Provinces should draw up their own individual allocation plans under China’s national carbon market, which would ultimately be subject to Beijing’s approval, according to a study by a Tsinghua University professor who advises the government on carbon markets.
The paper, written by Duan Maosheng, a former CDM EB chair and part of China’s delegation to UN climate talks, is the first detailed proposal on allocation rules for the national scheme, which is set to begin next year.
The study was published in Wuhan University Journal, and written in Duan’s capacity as a researcher, not as a government advisor.
Though not part of the government, Duan is one of several academics that have been working closely with central and local government officials on drawing up carbon trading schemes in China, and the paper is seen as an indication of how leading ETS designers currently think about the national market.
The rules outlined in the paper would allow each province to decide which of their sectors should participate and then assign permits to each facility based on either historical emissions or industry benchmarks.
But the central government would set an overall emission cap for the scheme, and if the accumulated number of permits proposed by the provinces exceed the national cap, it would be up to Beijing to make cuts in the provincial plans.
Duan’s paper stressed the need to factor in the major differences in economic structure and development between provinces.
By using an adjustment factor as part of the allocation formula, targets would be stricter for facilities in rich regions, or in industries where over-capacity is a major problem.
Provinces would be ranked and sorted in groups according to the mitigation capacity in a bid to minimise the possibility of over-allocation. The level of flexibility for local governments to make adjustments to their allocation plans within a pre-defined range set by Beijing would depend on the group they were assigned to.

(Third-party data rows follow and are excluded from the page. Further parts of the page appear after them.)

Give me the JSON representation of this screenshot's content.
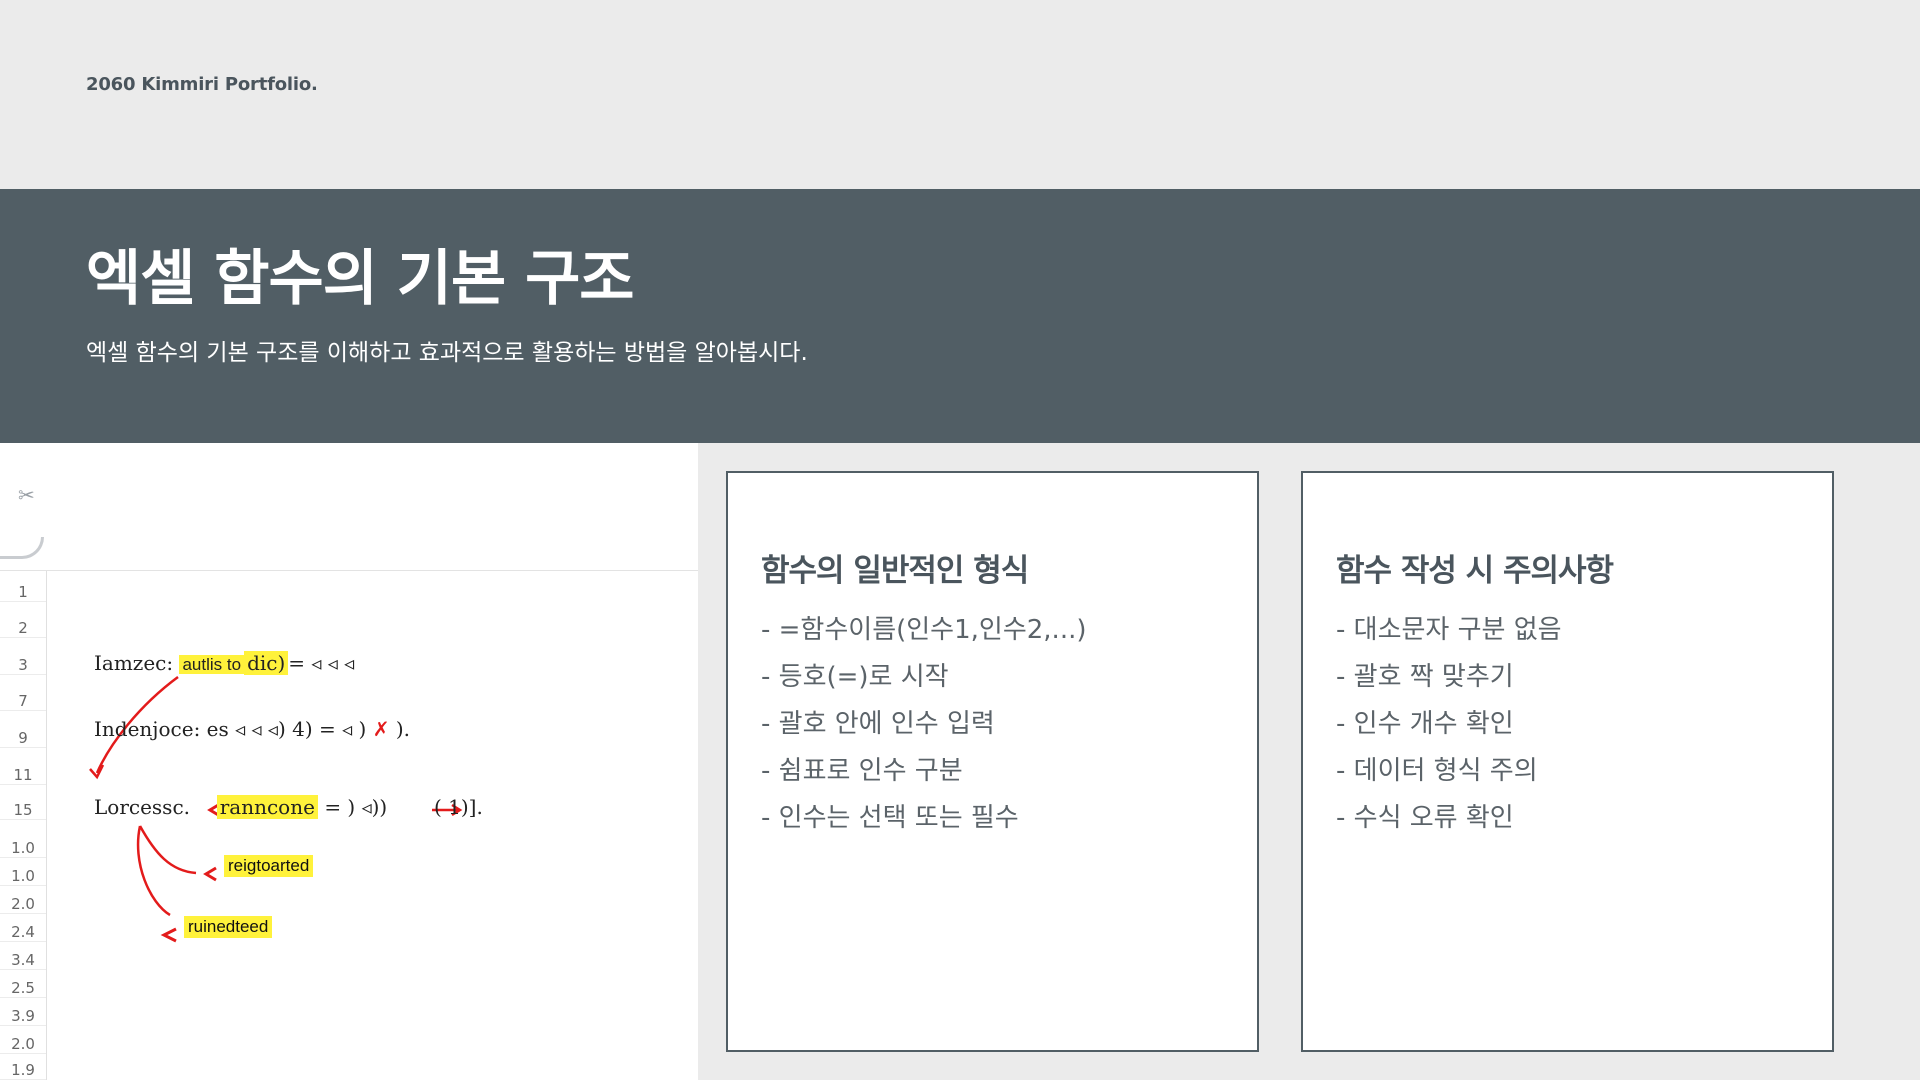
{
  "brand": "2060 Kimmiri Portfolio.",
  "hero": {
    "title": "엑셀 함수의 기본 구조",
    "subtitle": "엑셀 함수의 기본 구조를 이해하고 효과적으로 활용하는 방법을 알아봅시다."
  },
  "sheet": {
    "toolbar_icon": "scissors-icon",
    "row_numbers": [
      "1",
      "2",
      "3",
      "7",
      "9",
      "11",
      "15",
      "1.0",
      "1.0",
      "2.0",
      "2.4",
      "3.4",
      "2.5",
      "3.9",
      "2.0",
      "1.9"
    ],
    "lines": {
      "l1_prefix": "Iamzec:",
      "l1_highlight": "autlis to",
      "l1_highlight2": "dic)",
      "l1_suffix": "= ◃ ◃ ◃",
      "l2": "Indenjoce: es ◃ ◃ ◃) 4) = ◃ ) ",
      "l2_mark": "✗",
      "l2_end": ").",
      "l3_prefix": "Lorcessc.",
      "l3_highlight": "ranncone",
      "l3_suffix": "= ) ◃))",
      "l3_end": "( 1)].",
      "note1": "reigtoarted",
      "note2": "ruinedteed"
    },
    "accent_color": "#e31b1b",
    "highlight_color": "#fff23b"
  },
  "cards": [
    {
      "title": "함수의 일반적인 형식",
      "items": [
        "- =함수이름(인수1,인수2,...)",
        "- 등호(=)로 시작",
        "- 괄호 안에 인수 입력",
        "- 쉼표로 인수 구분",
        "- 인수는 선택 또는 필수"
      ]
    },
    {
      "title": "함수 작성 시 주의사항",
      "items": [
        "- 대소문자 구분 없음",
        "- 괄호 짝 맞추기",
        "- 인수 개수 확인",
        "- 데이터 형식 주의",
        "- 수식 오류 확인"
      ]
    }
  ],
  "colors": {
    "background": "#ebebeb",
    "hero": "#515e65",
    "card_border": "#515e65"
  }
}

The central government would also decide how big a share of the permits would be auctioned and how much would be made available to new entrants.
A government plan for allocation rules is not expected for several months.
The NDRC expects China’s national ETS to cover 3-4 billion tonnes of CO2 in 2020, making it the world’s largest carbon market.
It is uncertain which provinces will participate from the start, but Gansu, Hunan and Shaanxi have indicated in recent weeks that they will join, in addition to the seven pilot regions.